Forex - The Fed has once again lowered interest rates. It accepted a reduction of a quarter of a point but showed more signs of skepticism regarding how much and how quickly it would decrease rates in the future.

The latest reduction, approved by 11 of the Fed's 12 members, lowered the benchmark federal funds rate to a range of 4.25% to 4.5%, its lowest level in two years. Cleveland Fed President opposed the decision and voted to keep the rate unchanged.

The Fed had previously lowered rates in its last two meetings, starting with a half-point cut in September amid signs that the labor market might weaken. Officials approved a quarter-point cut last month.

In the policy statement following the Fed's FOMC meeting, it was stated, "Recent indicators suggest that economic activity continues to expand at a strong pace.
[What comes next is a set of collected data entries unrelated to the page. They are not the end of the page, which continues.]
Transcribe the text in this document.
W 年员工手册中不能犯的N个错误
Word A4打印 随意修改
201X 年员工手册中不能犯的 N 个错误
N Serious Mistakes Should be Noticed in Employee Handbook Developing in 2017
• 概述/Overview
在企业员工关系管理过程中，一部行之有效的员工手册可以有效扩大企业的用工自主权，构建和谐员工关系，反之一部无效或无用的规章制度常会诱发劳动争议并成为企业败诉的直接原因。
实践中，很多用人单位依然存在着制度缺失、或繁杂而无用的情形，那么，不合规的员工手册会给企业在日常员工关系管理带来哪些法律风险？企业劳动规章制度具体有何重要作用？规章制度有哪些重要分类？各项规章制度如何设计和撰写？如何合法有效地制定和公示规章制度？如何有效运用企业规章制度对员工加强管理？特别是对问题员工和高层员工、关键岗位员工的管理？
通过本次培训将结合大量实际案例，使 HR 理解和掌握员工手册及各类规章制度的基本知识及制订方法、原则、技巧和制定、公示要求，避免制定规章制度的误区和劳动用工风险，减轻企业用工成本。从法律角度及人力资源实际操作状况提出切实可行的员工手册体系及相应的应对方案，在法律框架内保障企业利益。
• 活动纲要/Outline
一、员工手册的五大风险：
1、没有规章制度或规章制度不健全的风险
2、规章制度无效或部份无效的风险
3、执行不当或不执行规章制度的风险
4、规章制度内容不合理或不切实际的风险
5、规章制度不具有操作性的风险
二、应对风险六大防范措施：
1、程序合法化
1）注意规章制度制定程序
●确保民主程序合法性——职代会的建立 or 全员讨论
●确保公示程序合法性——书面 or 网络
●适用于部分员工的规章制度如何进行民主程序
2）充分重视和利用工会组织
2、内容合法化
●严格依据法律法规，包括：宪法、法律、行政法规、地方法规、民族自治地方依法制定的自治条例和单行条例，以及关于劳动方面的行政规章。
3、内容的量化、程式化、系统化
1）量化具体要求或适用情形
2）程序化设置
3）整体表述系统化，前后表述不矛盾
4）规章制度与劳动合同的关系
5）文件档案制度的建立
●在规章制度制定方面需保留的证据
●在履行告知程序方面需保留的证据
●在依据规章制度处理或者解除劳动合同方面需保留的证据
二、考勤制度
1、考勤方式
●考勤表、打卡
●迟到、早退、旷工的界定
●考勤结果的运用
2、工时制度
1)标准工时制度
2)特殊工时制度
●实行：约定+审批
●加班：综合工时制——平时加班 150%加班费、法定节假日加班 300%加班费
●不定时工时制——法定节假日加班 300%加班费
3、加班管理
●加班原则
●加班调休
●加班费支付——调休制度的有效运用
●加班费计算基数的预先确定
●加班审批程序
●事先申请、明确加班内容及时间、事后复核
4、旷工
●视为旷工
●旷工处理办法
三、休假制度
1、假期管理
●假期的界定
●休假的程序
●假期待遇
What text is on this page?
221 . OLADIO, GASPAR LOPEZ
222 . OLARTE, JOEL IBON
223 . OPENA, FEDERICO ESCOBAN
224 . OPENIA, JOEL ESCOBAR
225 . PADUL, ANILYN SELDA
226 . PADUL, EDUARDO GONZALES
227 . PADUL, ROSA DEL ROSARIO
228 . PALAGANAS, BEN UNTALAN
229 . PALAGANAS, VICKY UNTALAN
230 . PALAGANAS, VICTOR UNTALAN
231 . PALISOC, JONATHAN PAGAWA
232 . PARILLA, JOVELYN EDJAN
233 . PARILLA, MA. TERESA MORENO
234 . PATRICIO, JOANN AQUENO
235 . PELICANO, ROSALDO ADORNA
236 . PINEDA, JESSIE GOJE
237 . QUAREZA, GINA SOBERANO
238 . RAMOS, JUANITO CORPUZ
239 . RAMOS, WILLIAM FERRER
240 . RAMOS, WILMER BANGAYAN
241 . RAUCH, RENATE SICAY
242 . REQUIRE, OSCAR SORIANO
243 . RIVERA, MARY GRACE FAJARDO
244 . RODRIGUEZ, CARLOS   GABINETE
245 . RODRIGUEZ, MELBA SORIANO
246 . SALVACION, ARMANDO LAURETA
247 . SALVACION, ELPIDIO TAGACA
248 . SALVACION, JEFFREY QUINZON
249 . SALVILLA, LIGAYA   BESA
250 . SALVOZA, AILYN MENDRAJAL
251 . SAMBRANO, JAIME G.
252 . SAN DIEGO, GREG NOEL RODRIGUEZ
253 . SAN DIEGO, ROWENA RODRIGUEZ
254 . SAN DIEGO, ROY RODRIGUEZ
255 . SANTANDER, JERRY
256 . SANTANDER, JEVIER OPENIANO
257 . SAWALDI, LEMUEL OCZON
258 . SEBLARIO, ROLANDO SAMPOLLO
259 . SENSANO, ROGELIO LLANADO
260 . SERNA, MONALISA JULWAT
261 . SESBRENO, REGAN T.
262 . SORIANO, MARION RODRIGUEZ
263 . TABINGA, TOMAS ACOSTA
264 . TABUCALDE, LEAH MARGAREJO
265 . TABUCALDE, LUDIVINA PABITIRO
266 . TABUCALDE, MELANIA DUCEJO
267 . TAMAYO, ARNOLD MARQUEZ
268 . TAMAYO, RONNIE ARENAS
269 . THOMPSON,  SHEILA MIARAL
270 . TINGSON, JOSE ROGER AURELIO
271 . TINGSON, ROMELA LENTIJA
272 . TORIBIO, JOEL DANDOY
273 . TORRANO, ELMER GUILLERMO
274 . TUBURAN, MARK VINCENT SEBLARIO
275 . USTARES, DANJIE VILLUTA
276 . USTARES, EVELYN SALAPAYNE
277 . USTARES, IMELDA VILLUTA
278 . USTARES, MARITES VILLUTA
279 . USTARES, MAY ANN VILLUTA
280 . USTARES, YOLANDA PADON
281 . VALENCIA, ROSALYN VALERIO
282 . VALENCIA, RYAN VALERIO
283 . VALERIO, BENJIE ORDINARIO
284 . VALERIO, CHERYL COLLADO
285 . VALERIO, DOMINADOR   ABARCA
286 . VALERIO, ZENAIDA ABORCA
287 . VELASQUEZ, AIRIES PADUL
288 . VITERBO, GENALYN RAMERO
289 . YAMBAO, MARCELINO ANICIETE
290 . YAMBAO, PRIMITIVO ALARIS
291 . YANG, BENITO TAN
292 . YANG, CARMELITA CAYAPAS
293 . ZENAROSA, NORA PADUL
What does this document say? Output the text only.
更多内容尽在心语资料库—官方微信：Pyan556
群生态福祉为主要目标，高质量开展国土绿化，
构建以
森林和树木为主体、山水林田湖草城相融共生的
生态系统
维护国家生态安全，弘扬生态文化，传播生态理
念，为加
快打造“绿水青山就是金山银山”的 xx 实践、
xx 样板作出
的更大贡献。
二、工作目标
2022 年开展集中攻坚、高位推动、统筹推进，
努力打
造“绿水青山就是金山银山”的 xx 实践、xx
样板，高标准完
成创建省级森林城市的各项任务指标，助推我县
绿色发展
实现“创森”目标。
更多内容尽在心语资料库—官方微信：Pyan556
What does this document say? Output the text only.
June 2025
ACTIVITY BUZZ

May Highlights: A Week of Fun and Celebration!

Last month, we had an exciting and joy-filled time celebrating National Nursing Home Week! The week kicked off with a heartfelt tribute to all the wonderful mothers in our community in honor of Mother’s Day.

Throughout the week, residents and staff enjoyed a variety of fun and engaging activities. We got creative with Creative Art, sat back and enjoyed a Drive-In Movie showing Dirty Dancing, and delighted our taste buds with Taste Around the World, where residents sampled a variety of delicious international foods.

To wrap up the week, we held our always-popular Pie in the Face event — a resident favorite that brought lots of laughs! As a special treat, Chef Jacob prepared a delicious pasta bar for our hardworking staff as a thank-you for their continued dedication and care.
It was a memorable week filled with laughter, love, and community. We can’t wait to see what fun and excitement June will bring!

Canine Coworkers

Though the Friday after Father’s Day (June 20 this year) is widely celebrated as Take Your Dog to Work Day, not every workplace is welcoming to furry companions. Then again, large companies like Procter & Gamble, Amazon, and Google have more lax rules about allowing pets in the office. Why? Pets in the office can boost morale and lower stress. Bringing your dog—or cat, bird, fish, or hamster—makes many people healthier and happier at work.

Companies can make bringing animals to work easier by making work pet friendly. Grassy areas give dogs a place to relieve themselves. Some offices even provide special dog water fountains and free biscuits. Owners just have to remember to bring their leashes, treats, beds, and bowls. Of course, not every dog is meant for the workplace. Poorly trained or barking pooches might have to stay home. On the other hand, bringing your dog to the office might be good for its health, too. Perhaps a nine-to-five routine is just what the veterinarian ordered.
Since the beginning of the year, labor market conditions have generally eased, and the unemployment rate has risen but remains low. Inflation, while progressing towards the Committee's 2% target, remains somewhat elevated. The Committee aims to achieve maximum employment and a 2% inflation rate over the long term. The risks to achieving employment and inflation goals are roughly balanced," it said.

The statement also indicated that the "magnitude and timing" of further adjustments would depend on the outlook, signaling a slower pace of cuts, stating, "In assessing the magnitude and timing of future adjustments to the target range for the federal funds rate, the Committee will carefully evaluate incoming data, the evolving outlook, and the balance of risks. The Committee will continue to reduce its holdings of Treasury securities and agency debt and agency mortgage-backed securities. The Committee has a strong commitment to supporting maximum employment and returning inflation to its 2% target."

In the FOMC statement, it was noted that while assessing the appropriate stance of monetary policy, the impact of incoming information on the economic outlook would continue to be monitored and "The Committee will be prepared to adjust the stance of monetary policy appropriately if risks emerge that may impede the attainment of its goals. The Committee's assessments will take into account a broad range of information, including labor market conditions, inflation pressures and inflation expectations, as well as financial and international developments."

Dean Maki, chief economist at the hedge fund Point72 Asset Management, stated, "Their approach towards neutral rate estimates is a significant reason why they might slow the pace of rate cuts going forward."

Alternatively, some economists suggested that policymakers would prefer to take a cautious approach to rate cuts early next year while awaiting to see if inflation continues to decline after two months of stronger-than-expected price pressures. The labor market appears to be somewhat stronger than officials anticipated when they began rate cuts in September.

Maki, however, noted that inflation-adjusted income growth has historically been robust and profit margins are near their highest levels in decades. "The economic ground is quite strong," he said.